Sílvia Cardoso já conhecia o Pe. Vaz Serra, de uma visita a casa de uma prima em Lisboa, em 1910. Como era habitual quis confessar-se a ele, como a prima. E já aí, ele lhe terá dito “que Deus não a queria por esse caminho”, referindo-se ao seu projeto de matrimónio e acrescentando: “Deus quere-a para apóstola”. Esta (pro)vocação do confessor desagradou-lhe. Ela própria teve este desabafo: “não gosto deste padre, porque me contraria nos meus planos”. Nesta deslocação a Tuy, o sacerdote repete-lhe a mesma diretiva, depois de ela ter contado o que lhe acontecera: a morte do seu noivo.

Neste encontro espiritual, o sacerdote jesuíta retoma o grande desafio feito em 1910 e propôs-lhe a fundação de uma obra – os retiros fechados para leigos - muito necessária em Portugal, em resposta à ignorância e preconceitos contra a Igreja, nomeadamente contra as Congregações Religiosas. A sua disponibilidade foi total. Quando se tratava da salvação das almas, ela nunca encontrava dificuldades.

Nestes exercícios, na capela do Noviciado das Irmãs Doroteias, no dia 1 de Abril de 1917, Sílvia Cardoso fez a consagração da sua vida numa entrega total ao Sagrado Coração de Jesus, mediante o voto de castidade perpétua, emitido perante o seu Diretor Espiritual, que lhe ofereceu uma gravura do Sagrado Coração de Jesus, que conservou, pendurada no quarto, durante toda a vida e lá continuou depois da sua morte.

Esta consagração ao Coração de Cristo foi um marco decisivo na sua vida e no seu itinerário espiritual. É de referir que tudo isto nunca implicou a mudança de estado ou condição de leiga, dentro da Igreja.

D. Sílvia refere-se a esta decisão, nos seus escritos espirituais, como tendo sido o dia “em que a sua felicidade teve início”, caracterizada por “uma consolação sem igual” e por uma paz, que nunca antes tinha experimentado, sentindo-se fora de si (escritos pessoais de 5.8.28).

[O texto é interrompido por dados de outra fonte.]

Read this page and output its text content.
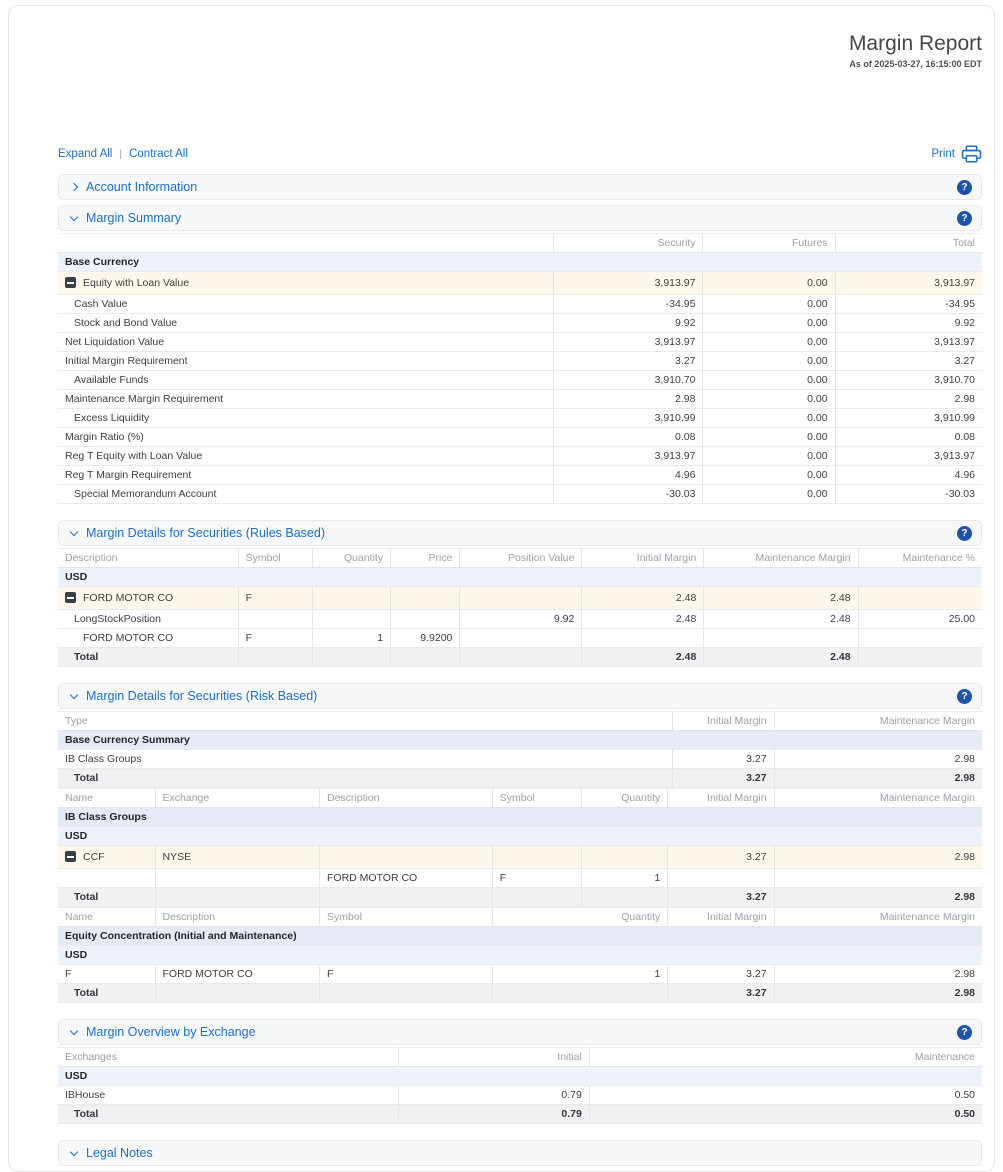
Margin Report
As of 2025-03-27, 16:15:00 EDT
Expand All | Contract All	Print
Account Information	?
Margin Summary	?
	Security	Futures	Total
Base Currency			
Equity with Loan Value	3,913.97	0.00	3,913.97
Cash Value	-34.95	0.00	-34.95
Stock and Bond Value	9.92	0.00	9.92
Net Liquidation Value	3,913.97	0.00	3,913.97
Initial Margin Requirement	3.27	0.00	3.27
Available Funds	3,910.70	0.00	3,910.70
Maintenance Margin Requirement	2.98	0.00	2.98
Excess Liquidity	3,910.99	0.00	3,910.99
Margin Ratio (%)	0.08	0.00	0.08
Reg T Equity with Loan Value	3,913.97	0.00	3,913.97
Reg T Margin Requirement	4.96	0.00	4.96
Special Memorandum Account	-30.03	0.00	-30.03
Margin Details for Securities (Rules Based)	?
Description	Symbol	Quantity	Price	Position Value	Initial Margin	Maintenance Margin	Maintenance %
USD							
FORD MOTOR CO	F				2.48	2.48	
LongStockPosition				9.92	2.48	2.48	25.00
FORD MOTOR CO	F	1	9.9200				
Total					2.48	2.48	
Margin Details for Securities (Risk Based)	?
Type	Initial Margin	Maintenance Margin
Base Currency Summary		
IB Class Groups	3.27	2.98
Total	3.27	2.98
Name	Exchange	Description	Symbol	Quantity	Initial Margin	Maintenance Margin
IB Class Groups						
USD						
CCF	NYSE				3.27	2.98
		FORD MOTOR CO	F	1		
Total					3.27	2.98
Name	Description	Symbol	Quantity	Initial Margin	Maintenance Margin
Equity Concentration (Initial and Maintenance)					
USD					
F	FORD MOTOR CO	F	1	3.27	2.98
Total				3.27	2.98
Margin Overview by Exchange	?
Exchanges	Initial	Maintenance
USD		
IBHouse	0.79	0.50
Total	0.79	0.50
Legal Notes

Testemunhas várias referem que ela, aí, “decidiu dar-se totalmente ao Senhor e ao apostolado”, dando nova orientação à sua vida: “A partir desta data, a sua atividade sócio-caritativa desenvolveu-se muitíssimo”.

Logo após a consagração, não lhe foi possível realizar a referida obra espiritual. A sua concretização veio a acontecer, mais tarde, em 21 de Janeiro de 1923, com a abertura da Casa de Sequeiros, em Lodares, Lousada, na Diocese do Porto, sendo Diretor dos Exercícios Espirituais o próprio Pe. António Vaz Serra, que se manteve nessa função, até dezembro de 1926.

D. Sílvia, mesmo com o aparecimento de algumas dificuldades, conseguiu manter em funcionamento, nesta diocese do Porto, durante o resto da sua vida, a Obra de Retiros, congregando colaboradores, suportando despesas, rezando e trabalhando incansavelmente, de noite e de dia.

Em 1932, a Obra espalhou-se pelo norte e sul de Portugal, tornando-se a mais querida e “a que mais consolação lhe dava, porque ali se tratava da salvação das almas”.

Podemos dizer que a Venerável Sílvia Cardoso, desde a sua infância, numa família abastada e com educação cristã exemplar, já manifestava inclinação para a piedade cristã, facilitada pela capela da Casa da Torre, onde vivia, lugar onde tantas vezes saboreava o encontro profundo com Deus e o cuidado com os pobres que generosamente acolhia. Qualidades que manteve durante toda a sua vida.

A experiência de um enamoramento desaconselhado, a morte inesperada do noivo, Acácio Umbelino, no Brasil, em novembro de 1913, quando se preparava para o casamento já marcado para maio de 1914, e a conversão à fé cristã deste, antes da morte, foram, para ela, indicadores da vontade de Deus, chamando-a para uma vida de consagração total. Tudo isto fez com que ela soubesse interpretar os desígnios de Deus a seu respeito, e faze-los seus, com total generosidade, tornando-se este ato de consagração a coroa de uma experiência de vida.

Este percurso de crescimento, em grandes qualidades ou dons naturais e sobrenaturais, aponta uma meta: a consagração total, sem deixar o mundo, que a conduziu a uma extraordinária atividade caritativa e evangelizadora até ao fim da vida.

Foi verdadeiramente heroica na prática das virtudes cristãs, como já reconheceu o Papa Francisco, em 27 de março de 2013. A sua vida, em que o “Senhor fez grandes maravilhas” - de que tantos beneficiaram e testemunharam - culminou no dom da Mística da Obra do Amor, como carisma definitivo, com que o Senhor a dotou, para sua santificação e benefício da Igreja.